Mike’s background is in “the traditional media world” of political reporters at newspapers. But for so long, he explains to Willy, “the incentives for journalists were the wrong things.”

He talks about how he based his first morning newsletter on the idea of conversation and communication. “Don’t think of yourself as a journalist but as a human connecting with another human,” he recalls. Furthermore, the average person only engages with a piece of content for around 20 seconds.

This newsletter, Political Playbook, became famed political media source POLITICO. Then Mike, Jim VandeHei, and Roy Schwartz decided to “flip this idea.” Instead of starting content from the perspective of its creators, why not think first about the people reading, viewing, and listening to media? Then create an experience just for them.

This idea, and how it played out into Axios, was completely novel for the news consumer, Mike explains. In Smart Brevity, he and his co-authors detail all the tips and tricks, with the goal of helping readers “break this wall” and find their own voice.

Mike shares a few examples. To communicate more powerfully, figure out what you want to say, think of a sharp way to communicate it, and then just say it. “In other words, think about thinking, not typing.”

“Sharp communication leads to sharp strategy,” Mike declares, and notes that these lessons are applicable to any part of corporate America or sales.

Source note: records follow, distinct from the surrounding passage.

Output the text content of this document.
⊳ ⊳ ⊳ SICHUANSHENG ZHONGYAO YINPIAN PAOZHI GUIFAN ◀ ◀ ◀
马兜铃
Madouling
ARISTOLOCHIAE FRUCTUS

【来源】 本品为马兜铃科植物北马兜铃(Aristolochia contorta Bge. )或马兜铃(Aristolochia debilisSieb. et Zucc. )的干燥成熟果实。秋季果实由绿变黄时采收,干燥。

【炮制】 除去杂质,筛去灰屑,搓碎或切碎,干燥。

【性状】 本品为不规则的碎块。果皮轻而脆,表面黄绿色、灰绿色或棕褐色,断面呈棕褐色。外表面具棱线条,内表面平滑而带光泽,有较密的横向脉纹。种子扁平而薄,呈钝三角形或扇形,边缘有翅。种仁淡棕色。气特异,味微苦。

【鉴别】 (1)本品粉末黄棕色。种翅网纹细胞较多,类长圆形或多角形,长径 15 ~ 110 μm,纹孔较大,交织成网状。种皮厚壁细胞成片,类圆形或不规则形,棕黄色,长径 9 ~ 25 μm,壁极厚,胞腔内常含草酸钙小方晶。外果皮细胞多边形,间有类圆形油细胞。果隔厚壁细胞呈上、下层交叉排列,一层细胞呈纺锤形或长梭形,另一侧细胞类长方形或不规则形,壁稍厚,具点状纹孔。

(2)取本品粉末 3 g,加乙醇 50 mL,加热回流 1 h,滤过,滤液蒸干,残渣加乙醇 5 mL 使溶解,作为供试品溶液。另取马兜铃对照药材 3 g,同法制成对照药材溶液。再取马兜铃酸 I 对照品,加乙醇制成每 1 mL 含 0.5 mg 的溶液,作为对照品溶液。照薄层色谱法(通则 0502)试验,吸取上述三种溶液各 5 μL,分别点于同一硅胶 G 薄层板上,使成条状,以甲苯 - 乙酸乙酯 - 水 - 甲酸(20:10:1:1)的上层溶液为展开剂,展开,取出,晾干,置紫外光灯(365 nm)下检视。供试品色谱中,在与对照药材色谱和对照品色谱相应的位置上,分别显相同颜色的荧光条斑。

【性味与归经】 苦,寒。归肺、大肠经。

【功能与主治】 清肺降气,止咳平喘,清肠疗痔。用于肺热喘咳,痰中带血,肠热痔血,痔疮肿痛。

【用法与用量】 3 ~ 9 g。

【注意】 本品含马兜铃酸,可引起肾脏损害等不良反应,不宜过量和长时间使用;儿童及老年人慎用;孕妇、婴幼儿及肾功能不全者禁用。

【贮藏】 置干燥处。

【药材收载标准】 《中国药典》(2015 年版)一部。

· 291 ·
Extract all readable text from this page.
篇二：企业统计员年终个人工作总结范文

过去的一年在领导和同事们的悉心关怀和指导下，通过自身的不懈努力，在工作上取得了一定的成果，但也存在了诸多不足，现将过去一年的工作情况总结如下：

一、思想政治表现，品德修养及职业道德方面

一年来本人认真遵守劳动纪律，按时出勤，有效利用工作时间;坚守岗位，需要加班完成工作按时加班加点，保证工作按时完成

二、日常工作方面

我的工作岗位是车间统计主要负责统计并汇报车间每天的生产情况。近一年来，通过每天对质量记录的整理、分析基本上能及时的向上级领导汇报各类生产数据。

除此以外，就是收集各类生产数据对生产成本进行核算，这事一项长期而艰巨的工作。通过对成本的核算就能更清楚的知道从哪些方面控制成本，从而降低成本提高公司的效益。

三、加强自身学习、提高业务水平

Another tip: When giving a presentation, focus on images, not sentences. Having just a couple of words on a slide will help your listeners focus on the big ideas and remain engaged throughout your presentation, Mike explains. Willy illustrates by sharing the strategy used in some of his recent communications and the “the unbelievable effect” this advice had.

Mike then talks about how energy giant BP put Smart Brevity into action. When BP’s press secretary started embracing the philosophy, he found that more people read the company’s communications and absorbed their messages.

Communication is always evolving, according to Mike. He talks about how the pandemic has changed the way we all communicate. He also discusses the role of technology. For example, the data science at Axios used all of its content to develop algorithms that help anybody communicate with smart brevity. “The shortest words in the English language often have the biggest impact on the brain.”

Mike reminds listeners that all profits of Smart Brevity will go to the Axios Fellowship Program, which aims to recruit and maintain more diverse writers into media and journalism. “Inclusive communication is essential for effective communication.” Mike then wraps up the conversation with his political predictions for the next few years.